Chicago / Reuters – Chicago Mercantile Exchange live cattle contracts closed sharply lower on Tuesday, undercut by technical-related selling that wiped out Monday’s gains, traders said.
They said August futures led losers after investors periodically sold that contract and simultaneously bought deferred months in a trading strategy known as bear spreading.
August live cattle ended 2.050 cents per lb lower at 110.400 cents, below the 10-day moving average of 111.28 cents.

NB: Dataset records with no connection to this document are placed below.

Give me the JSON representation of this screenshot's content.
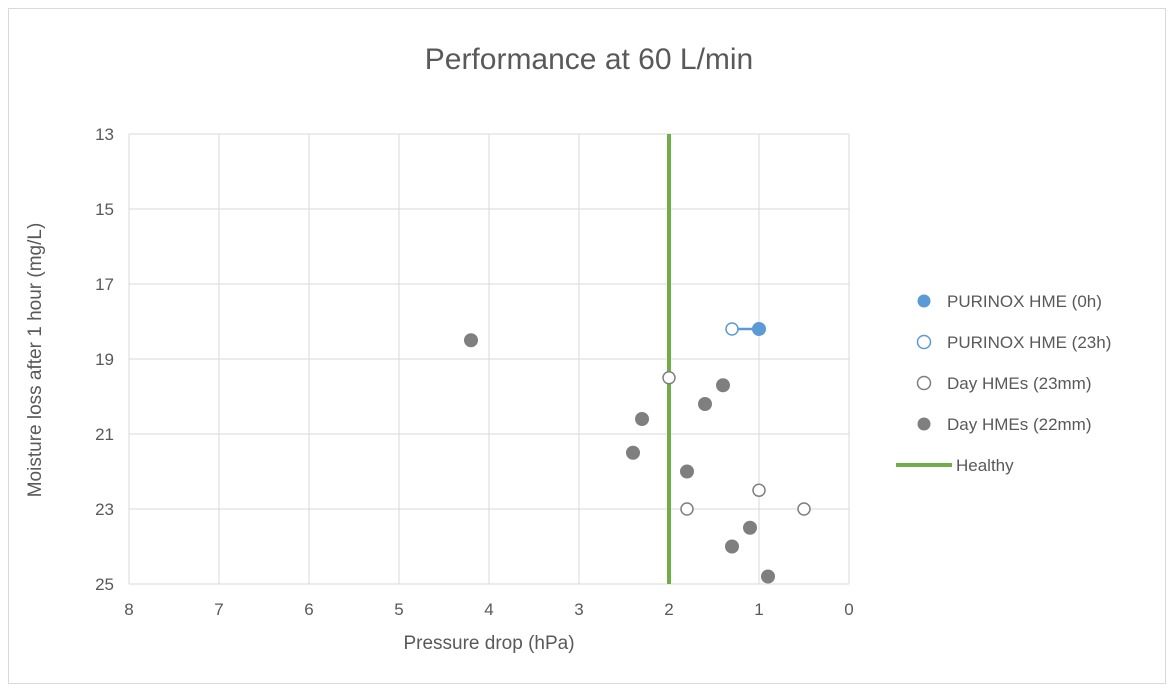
{
  "chart_data": {
    "type": "scatter",
    "title": "Performance at 60 L/min",
    "xlabel": "Pressure drop (hPa)",
    "ylabel": "Moisture loss after 1 hour (mg/L)",
    "xlim": [
      8,
      0
    ],
    "ylim": [
      25,
      13
    ],
    "x_reversed": true,
    "y_reversed": true,
    "x_ticks": [
      8,
      7,
      6,
      5,
      4,
      3,
      2,
      1,
      0
    ],
    "y_ticks": [
      13,
      15,
      17,
      19,
      21,
      23,
      25
    ],
    "grid": true,
    "legend_position": "right",
    "series": [
      {
        "name": "PURINOX HME (0h)",
        "marker": "filled",
        "color": "#5b9bd5",
        "points": [
          [
            1.0,
            18.2
          ]
        ]
      },
      {
        "name": "PURINOX HME (23h)",
        "marker": "open",
        "color": "#5b9bd5",
        "points": [
          [
            1.3,
            18.2
          ]
        ]
      },
      {
        "name": "Day HMEs (23mm)",
        "marker": "open",
        "color": "#7f7f7f",
        "points": [
          [
            2.0,
            19.5
          ],
          [
            1.8,
            23.0
          ],
          [
            1.0,
            22.5
          ],
          [
            0.5,
            23.0
          ]
        ]
      },
      {
        "name": "Day HMEs (22mm)",
        "marker": "filled",
        "color": "#7f7f7f",
        "points": [
          [
            4.2,
            18.5
          ],
          [
            1.4,
            19.7
          ],
          [
            1.6,
            20.2
          ],
          [
            2.3,
            20.6
          ],
          [
            2.4,
            21.5
          ],
          [
            1.8,
            22.0
          ],
          [
            1.1,
            23.5
          ],
          [
            1.3,
            24.0
          ],
          [
            0.9,
            24.8
          ]
        ]
      },
      {
        "name": "Healthy",
        "marker": "line",
        "color": "#70ad47",
        "points": [
          [
            2.0,
            13
          ],
          [
            2.0,
            25
          ]
        ]
      }
    ],
    "connector": {
      "from": [
        1.3,
        18.2
      ],
      "to": [
        1.0,
        18.2
      ],
      "color": "#5b9bd5"
    }
  }
}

October closed 1.150 cents lower at 109.475 cents.
By Friday investors look for packers to pay about the same for market-ready, or cash, cattle as last week.
“Packers bought cattle on their own terms the last couple weeks, and it looks like they’re going to kind of have their way again this week,” said KIS Futures Vice President Lane Broadbent.

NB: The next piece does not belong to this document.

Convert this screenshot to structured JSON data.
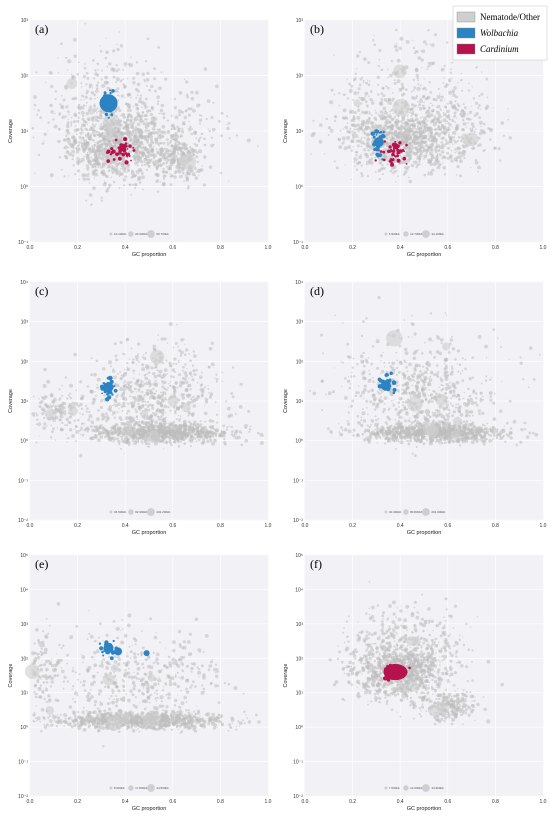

But a few processors may have tipped their hand that they are short on supplies by bidding for cattle on a Tuesday rather later in the week, a trader said.

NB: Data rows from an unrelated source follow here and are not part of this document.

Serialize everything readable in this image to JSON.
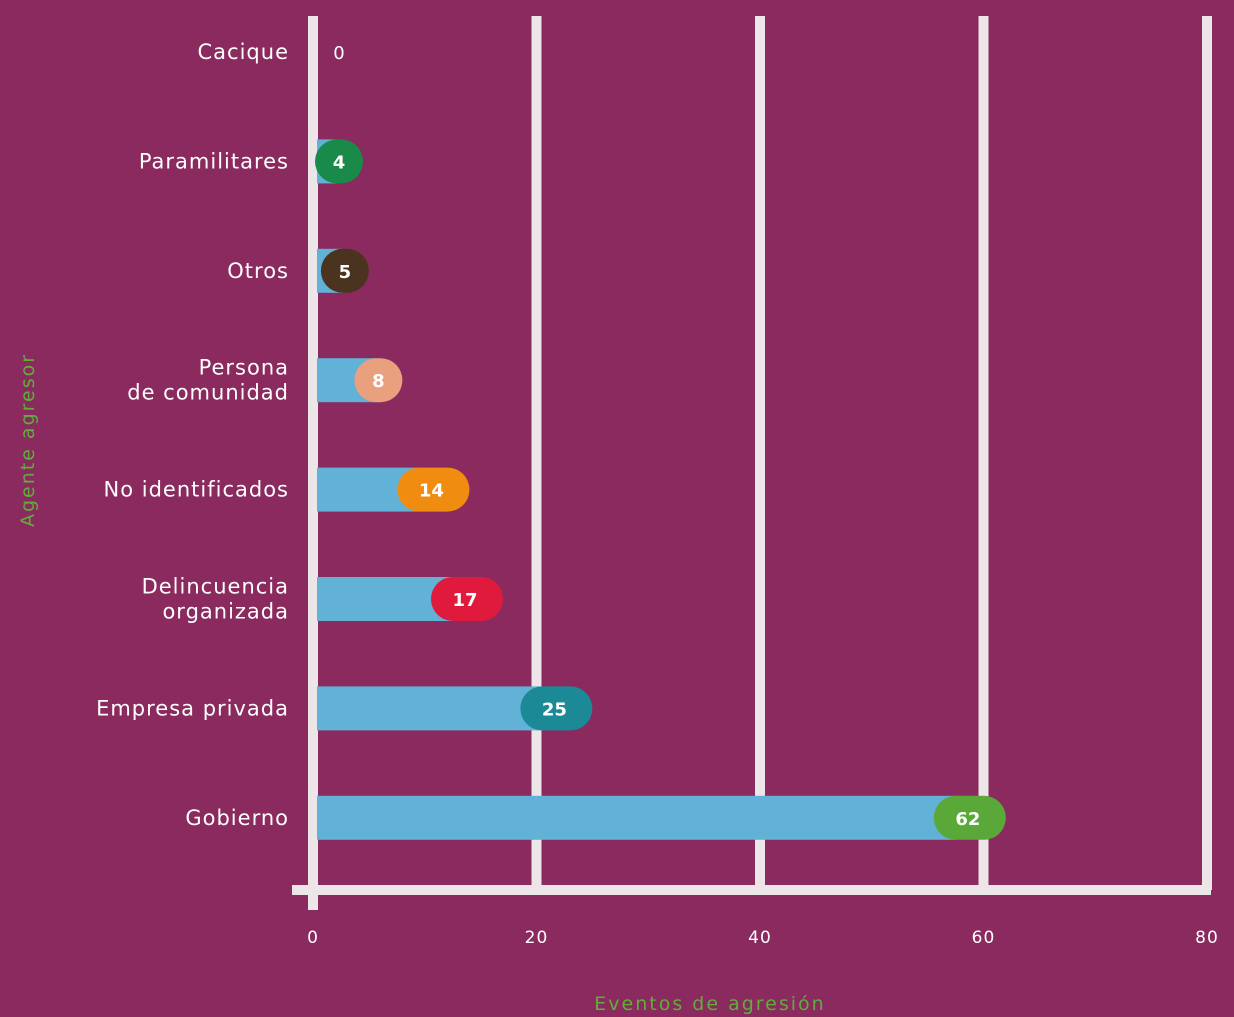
{
  "chart_data": {
    "type": "bar",
    "orientation": "horizontal",
    "categories": [
      "Cacique",
      "Paramilitares",
      "Otros",
      "Persona de comunidad",
      "No identificados",
      "Delincuencia organizada",
      "Empresa privada",
      "Gobierno"
    ],
    "category_lines": [
      [
        "Cacique"
      ],
      [
        "Paramilitares"
      ],
      [
        "Otros"
      ],
      [
        "Persona",
        "de comunidad"
      ],
      [
        "No identificados"
      ],
      [
        "Delincuencia",
        "organizada"
      ],
      [
        "Empresa privada"
      ],
      [
        "Gobierno"
      ]
    ],
    "values": [
      0,
      4,
      5,
      8,
      14,
      17,
      25,
      62
    ],
    "bubble_colors": [
      null,
      "#1a8a4a",
      "#4a3420",
      "#e8a07e",
      "#f08c10",
      "#e01a3c",
      "#1c8a96",
      "#5aa838"
    ],
    "bar_color": "#62b1d6",
    "xlim": [
      0,
      80
    ],
    "xticks": [
      0,
      20,
      40,
      60,
      80
    ],
    "xlabel": "Eventos de agresión",
    "ylabel": "Agente agresor",
    "grid": true
  },
  "colors": {
    "background": "#8a2a5e",
    "grid": "#ece6e8",
    "axis_title": "#5fae3a"
  }
}
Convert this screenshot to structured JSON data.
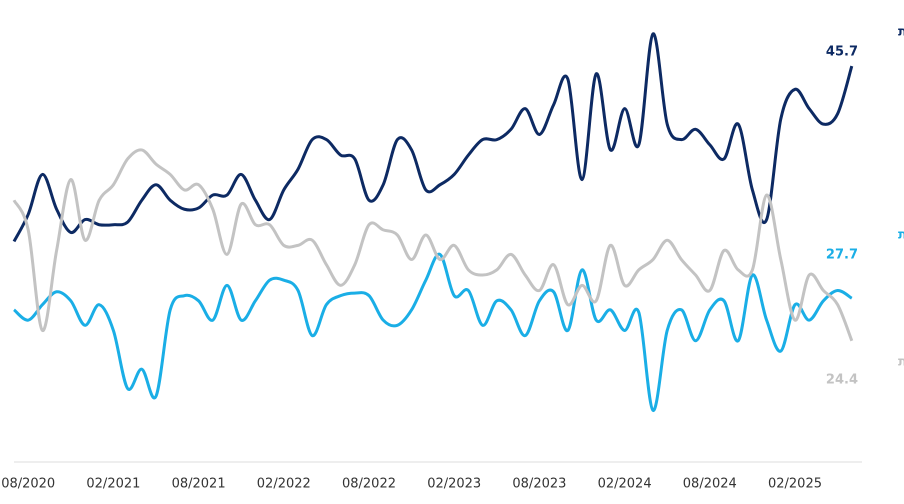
{
  "chart_data": {
    "type": "line",
    "categories": [
      null,
      "08/2020",
      null,
      null,
      null,
      null,
      null,
      "02/2021",
      null,
      null,
      null,
      null,
      null,
      "08/2021",
      null,
      null,
      null,
      null,
      null,
      "02/2022",
      null,
      null,
      null,
      null,
      null,
      "08/2022",
      null,
      null,
      null,
      null,
      null,
      "02/2023",
      null,
      null,
      null,
      null,
      null,
      "08/2023",
      null,
      null,
      null,
      null,
      null,
      "02/2024",
      null,
      null,
      null,
      null,
      null,
      "08/2024",
      null,
      null,
      null,
      null,
      null,
      "02/2025",
      null,
      null,
      null,
      null
    ],
    "ylim": [
      15,
      48.5
    ],
    "series": [
      {
        "name": "הכנסות=הוצאות",
        "color": "#0d2a63",
        "values": [
          32.1,
          34.2,
          37.3,
          34.6,
          32.8,
          33.8,
          33.4,
          33.4,
          33.6,
          35.3,
          36.5,
          35.3,
          34.6,
          34.7,
          35.7,
          35.7,
          37.3,
          35.3,
          33.8,
          36.1,
          37.7,
          40.0,
          40.0,
          38.8,
          38.5,
          35.3,
          36.5,
          40.0,
          39.2,
          36.1,
          36.5,
          37.3,
          38.8,
          40.0,
          40.0,
          40.8,
          42.4,
          40.4,
          42.7,
          44.7,
          36.9,
          45.1,
          39.2,
          42.4,
          39.6,
          48.2,
          41.2,
          40.0,
          40.8,
          39.6,
          38.5,
          41.2,
          36.1,
          33.8,
          41.6,
          43.9,
          42.4,
          41.2,
          42.0,
          45.7
        ]
      },
      {
        "name": "הכנסות>הוצאות",
        "color": "#1aaee6",
        "values": [
          26.8,
          26.0,
          27.2,
          28.2,
          27.5,
          25.6,
          27.2,
          25.2,
          20.7,
          22.2,
          20.1,
          26.8,
          27.9,
          27.5,
          26.0,
          28.7,
          26.0,
          27.5,
          29.1,
          29.1,
          28.3,
          24.8,
          27.2,
          27.9,
          28.1,
          27.9,
          26.0,
          25.6,
          26.8,
          29.1,
          31.1,
          27.9,
          28.3,
          25.6,
          27.5,
          26.8,
          24.8,
          27.5,
          28.2,
          25.2,
          29.9,
          26.0,
          26.8,
          25.2,
          26.6,
          19.0,
          25.2,
          26.8,
          24.4,
          26.8,
          27.5,
          24.4,
          29.5,
          26.0,
          23.6,
          27.2,
          26.0,
          27.5,
          28.3,
          27.7
        ]
      },
      {
        "name": "הכנסות<הוצאות",
        "color": "#c3c3c3",
        "values": [
          35.3,
          33.0,
          25.2,
          31.4,
          36.9,
          32.2,
          35.3,
          36.5,
          38.5,
          39.2,
          38.1,
          37.3,
          36.1,
          36.5,
          34.6,
          31.1,
          35.0,
          33.4,
          33.4,
          31.8,
          31.8,
          32.2,
          30.3,
          28.7,
          30.3,
          33.4,
          33.0,
          32.6,
          30.7,
          32.6,
          30.7,
          31.8,
          29.9,
          29.5,
          29.9,
          31.1,
          29.5,
          28.3,
          30.3,
          27.2,
          28.7,
          27.5,
          31.8,
          28.7,
          29.9,
          30.7,
          32.2,
          30.7,
          29.5,
          28.3,
          31.4,
          29.9,
          29.9,
          35.7,
          30.7,
          26.0,
          29.5,
          28.3,
          27.2,
          24.4
        ]
      }
    ]
  }
}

Furthermore, Tuesday’s beef cutout price upturn, highly profitable packer margins and the threat of hot weather delaying delivery of animals to packers are supportive cash price influences.
On Tuesday, cash bids cropped up in Kansas at $115 per cwt, said feedlot sources. Sellers have not priced their cattle that last week in the U.S. Plains brought $117.
The morning’s choice beef price was up 24 cents per cwt to $202.81 from Monday. Select cuts rose $1.34 to $192.45, the U.S. Department of Agriculture said.
Fund liquidation and live cattle market losses weighed on CME feeder cattle contracts. August feeders closed 1.275 cents per lb lower at 139.900 cents.
Hog futures end lower
Slumping cash hog prices and spillover from CME’s cattle market selling sent the exchange’s lean hog trading months lower, said traders.
August hogs finished down 0.475 cent per lb to 77.350 cents, and October ended 1.075 cents lower at 64.300 cents.
USDA reported Tuesday morning’s average cash hog price in Iowa/Minnesota had fallen 66 cents per cwt from Monday to $74.55 in light sales volume.
Most packers have enough hogs to accommodate near-term slaughter schedules, but a few others might need to fill gaps in inventories through the balance of the week, said Midwest hog merchants.
They said supermarkets may be buying pork for immediate needs in the event Midwest weekend forecasts for extreme heat limits the number of hogs available to packers.